With training data properly balanced and evaluation metrics you can trust, the next design lever to pull is deciding what signals to extract from raw data. Feature engineering remains the single highest-leverage activity in production ML systems. At companies like YouTube, Airbnb, and Uber, the choice and quality of features consistently matter more than model architecture. A well-chosen set of features on a simple model will outperform a sophisticated architecture fed with noisy or incomplete signals.
Picture this interview scenario: you are designing a recommendation feed, and the interviewer says, “Walk me through the features you would use.” Without a framework, candidates tend to ramble, listing features in no particular order and missing entire categories. A structured taxonomy built around four categories (user, item, cross, and contextual features) gives you a repeatable scaffold to answer this question thoroughly and concisely. This lesson covers each category, its engineering techniques, and the critical pitfall of training-serving skew that separates production-ready designs from academic exercises.
User features
User features are signals derived from who the user is and what they have done. They form the foundation of personalization in any ranking or recommendation system. These features break down into four subgroups, each capturing a different facet of user identity and intent.
Demographics: Age bucket, country, language, and account age provide coarse segmentation. Privacy regulations often require coarsening strategies, such as bucketing age into ranges or mapping location to region-level granularity rather than exact coordinates.

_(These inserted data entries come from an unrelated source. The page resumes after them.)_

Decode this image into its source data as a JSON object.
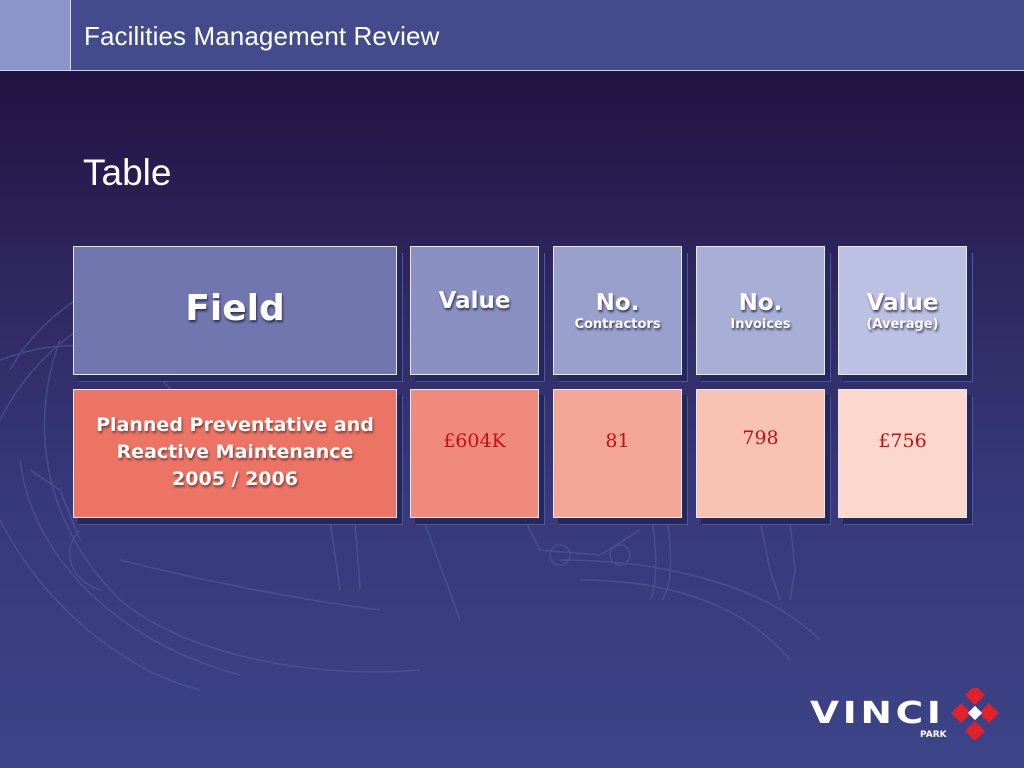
{
  "header": {
    "title": "Facilities Management Review"
  },
  "slide": {
    "title": "Table"
  },
  "table": {
    "headers": [
      {
        "main": "Field",
        "sub": ""
      },
      {
        "main": "Value",
        "sub": ""
      },
      {
        "main": "No.",
        "sub": "Contractors"
      },
      {
        "main": "No.",
        "sub": "Invoices"
      },
      {
        "main": "Value",
        "sub": "(Average)"
      }
    ],
    "row": {
      "label_line1": "Planned Preventative and",
      "label_line2": "Reactive Maintenance",
      "label_line3": "2005 / 2006",
      "values": [
        "£604K",
        "81",
        "798",
        "£756"
      ]
    }
  },
  "logo": {
    "word": "VINCI",
    "sub": "PARK"
  },
  "colors": {
    "header_bg": "#444b8d",
    "header_accent": "#8c95c9",
    "value_text": "#c0101c",
    "logo_red": "#e3212b"
  }
}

Historical behavior: Aggregated engagement counts like clicks, purchases, and watch time computed over multiple time windows (7-day, 30-day, lifetime) capture both short-term intent and long-term preference. A user who watched three cooking videos today has a different short-term intent than their lifetime preference for tech content, and multiple windows let the model distinguish between the two.
Preference signals: Explicit ratings, saved items, and followed categories represent deliberate user choices. Explicit preferences are more reliable per signal than implicit ones (like clicks), but they are far sparser because most users rarely rate or save content.
Session context: Pages viewed in the current session, dwell time on the current page, and scroll depth capture real-time intent that historical aggregates miss entirely. A user who just searched for “running shoes” has an immediate intent that a 30-day purchase count cannot express.
User features are typically precomputed and stored in a feature store, with session features computed online at request time. The most common source of training-serving skew for user features is computing historical aggregates differently offline (via batch SQL) vs. online (via a streaming counter). Even small differences in window boundaries or late-arriving event handling cause the two values to silently diverge. ...